I was recently forwarded a review for the provocative new book Can Christianity Cure Obsessive-Compulsive Disorder?, wherein psychiatrist Ian Osborn claims that the doctrine of imputed righteousness can be a major help in overcoming mental illness. By “imputed righteousness,” he’s referring to the Protestant understanding of a person being judged (by God) not according to anything they themselves bring to the table, but that the basis of their relationship with God comes exclusively from outside of them, in the person and work of Christ – in other words we are not who we see ourselves to be, but who God sees us to be, personal identity being something that is bestowed (good news!) rather than earned or shaped. Here’s an excerpt from the review in Christianity Today, which sheds some light on his thesis:
By examining the autobiographical accounts of Martin Luther, John Bunyan, and St. Thérèse of Lisieux, a popular 19th-century Carmelite nun, Osborn presents convincing cases that each struggled with OCD and overcame it through a deepening trust in God. This last point makes the book noteworthy, if not notorious, since the author is suggesting that Christian doctrine held the key to their cures.
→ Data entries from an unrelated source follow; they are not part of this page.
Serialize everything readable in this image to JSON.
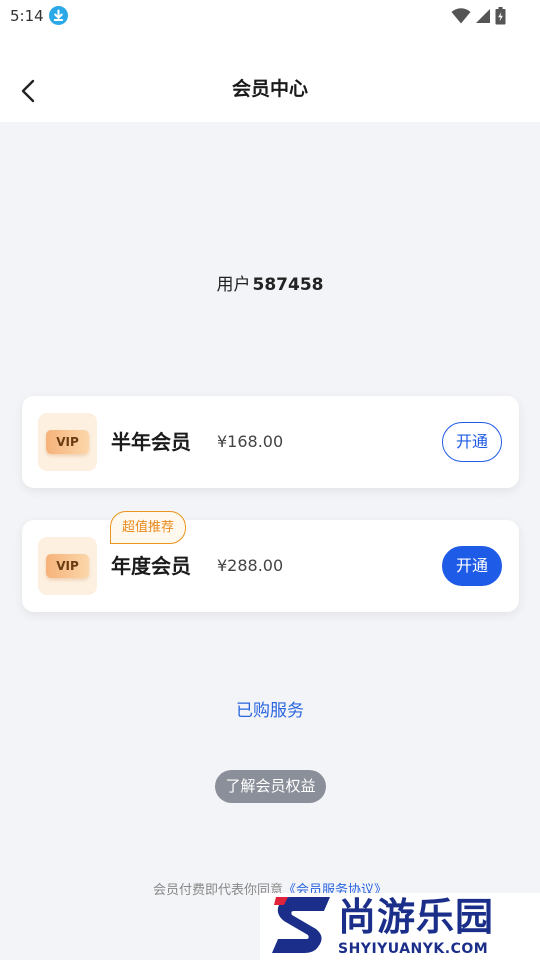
{
  "status_bar": {
    "time": "5:14",
    "icons": [
      "download-icon",
      "wifi-icon",
      "signal-icon",
      "battery-icon"
    ]
  },
  "nav": {
    "title": "会员中心",
    "back_icon": "chevron-left-icon"
  },
  "user": {
    "prefix": "用户",
    "id": "587458"
  },
  "plans": [
    {
      "badge": "VIP",
      "name": "半年会员",
      "price": "¥168.00",
      "button": "开通",
      "button_style": "outline"
    },
    {
      "badge": "VIP",
      "name": "年度会员",
      "price": "¥288.00",
      "button": "开通",
      "button_style": "filled",
      "tag": "超值推荐"
    }
  ],
  "purchased_link": "已购服务",
  "benefits_button": "了解会员权益",
  "agreement": {
    "text": "会员付费即代表你同意",
    "link": "《会员服务协议》"
  },
  "watermark": {
    "brand": "尚游乐园",
    "domain": "SHYIYUANYK.COM"
  },
  "colors": {
    "accent": "#1e5be6",
    "tag": "#e8941d",
    "vip_box": "#fdf0e0"
  }
}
Of greatest relevance to the author’s argument is a newly developed cognitive treatment for OCD called ‘responsibility transfer therapy’ (RTT). In this model, the OCD sufferer is encouraged to hand responsibility for the problematic behavior over to another person. So, for example, a sufferer may allow someone else to monitor whether the oven is turned off, so they don’t have to obsess over whether it is. For reasons unclear, researchers have found RTT to be a successful form of treatment. Osborn conjectures that OCD sufferers may be helped by ‘transferring responsibility to God,’ so to speak — a significant, untested shift in the application of RRT, it must be said — and he suggests the three Christian giants found their cure by doing that.
Luther, Bunyan, and St. Thérèse were each deeply troubled at early stages in their lives by dark thoughts and a deepening awareness of their sinfulness, and performed frenzied actions to remedy those thoughts. Luther, for example, dragged his priest into hours-long confession marathons. When he felt he had confessed everything, he would start again from the top. In his slim autobiography, Grace Abounding, Bunyan chronicled his years-long battle with ‘floods of blasphemies’ that would race through his mind and lead him to doubt his salvation. And, as a form of mortification, Thérèse went as far as to wear a scapular that cut into her chest with every movement. All of these actions, it could be said, were vain attempts by the sufferers to ‘cleanse’ or ‘fix’ their undesirable thoughts. But all three experienced profound shifts in their experience by trusting God. They realized they could not themselves address their sins before a holy God, but could ‘transfer responsibility’ to Christ for their salvation and security, which provided rest and relief.